Thursday, March 29, 2007

My DW success story

Data warehousing does have an influence on the society.

This one I noted in Finland after having created a DW for the Central Union of Agricultural Producers and Forest Owners (in Finnish MTK). See the chart below (FYI, texts are in Finnish).



In 2005, timber price (fir, pine) was less than 48 €/m3. After reports and charts (such as the one above) were published on the web in the end of 2005, log prices have risen more than 20% soon breaking up 60 €/m3.

What happened? Before the system was published 300,000 (three hundred thousand) Finnish forest owners were in bad market situation against three giant pulp mill companies that buy most of timber. By voluntarily sharing price information the forest owners as well as their local associations became more aware about the market. (There was also other factors increasing log price such as a change in forest taxation, but that's another story.)

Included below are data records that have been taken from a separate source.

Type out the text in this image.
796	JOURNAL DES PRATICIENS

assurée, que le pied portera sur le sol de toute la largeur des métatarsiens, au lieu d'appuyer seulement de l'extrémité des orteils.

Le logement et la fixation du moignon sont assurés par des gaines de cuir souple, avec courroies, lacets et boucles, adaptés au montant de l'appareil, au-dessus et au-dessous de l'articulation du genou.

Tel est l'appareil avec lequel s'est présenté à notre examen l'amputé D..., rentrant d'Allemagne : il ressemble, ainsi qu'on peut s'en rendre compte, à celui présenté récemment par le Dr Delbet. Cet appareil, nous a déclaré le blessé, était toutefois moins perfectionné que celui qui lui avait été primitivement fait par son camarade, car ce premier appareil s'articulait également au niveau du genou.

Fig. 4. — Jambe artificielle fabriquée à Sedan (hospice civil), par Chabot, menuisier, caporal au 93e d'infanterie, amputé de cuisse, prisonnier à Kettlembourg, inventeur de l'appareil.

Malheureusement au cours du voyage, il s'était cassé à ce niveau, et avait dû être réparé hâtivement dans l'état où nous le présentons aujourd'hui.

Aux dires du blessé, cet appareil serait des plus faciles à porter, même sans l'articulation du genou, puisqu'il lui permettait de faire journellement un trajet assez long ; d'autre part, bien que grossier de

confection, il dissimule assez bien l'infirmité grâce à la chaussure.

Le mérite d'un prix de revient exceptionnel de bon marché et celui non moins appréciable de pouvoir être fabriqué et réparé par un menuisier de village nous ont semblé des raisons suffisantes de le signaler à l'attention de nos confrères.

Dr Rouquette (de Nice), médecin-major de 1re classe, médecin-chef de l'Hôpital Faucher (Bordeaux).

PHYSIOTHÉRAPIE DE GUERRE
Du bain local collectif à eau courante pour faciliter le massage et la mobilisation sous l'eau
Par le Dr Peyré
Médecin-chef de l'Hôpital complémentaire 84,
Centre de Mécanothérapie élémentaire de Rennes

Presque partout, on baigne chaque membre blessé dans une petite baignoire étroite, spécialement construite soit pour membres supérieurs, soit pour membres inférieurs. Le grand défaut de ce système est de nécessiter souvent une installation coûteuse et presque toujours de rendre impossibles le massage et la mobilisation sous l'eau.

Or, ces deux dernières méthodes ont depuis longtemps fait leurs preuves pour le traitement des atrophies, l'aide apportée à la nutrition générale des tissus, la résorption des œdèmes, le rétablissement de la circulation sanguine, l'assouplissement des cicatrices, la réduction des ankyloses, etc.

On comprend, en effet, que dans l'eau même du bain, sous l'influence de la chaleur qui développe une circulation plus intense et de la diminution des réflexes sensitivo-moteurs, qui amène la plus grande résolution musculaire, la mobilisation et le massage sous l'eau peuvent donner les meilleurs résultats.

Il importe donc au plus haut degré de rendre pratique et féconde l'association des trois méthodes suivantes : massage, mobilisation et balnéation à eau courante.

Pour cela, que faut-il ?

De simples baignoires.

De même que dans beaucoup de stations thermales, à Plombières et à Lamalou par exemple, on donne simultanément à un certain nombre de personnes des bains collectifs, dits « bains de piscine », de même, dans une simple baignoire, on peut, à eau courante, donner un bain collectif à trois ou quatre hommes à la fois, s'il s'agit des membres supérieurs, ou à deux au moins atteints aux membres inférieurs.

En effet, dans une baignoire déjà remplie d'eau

Technically, the data is extracted from the databases of 150 timber associations around the country (each association decides how often). If a forest owner uses the local association to sell timber (40% of cases), the data is later on loaded into a central database (we use our own ETL tool JobRunner for that). Finally, the Voyant OLAP tool made it possible to publish the information clearly on MTK's website.

By the way, the three pulp mill companies are now in court accused of controlling log prices against antitrust laws (more information here). Will there emerge a new timber purchasing cartel in Finland some day? Because of the DW, I doubt.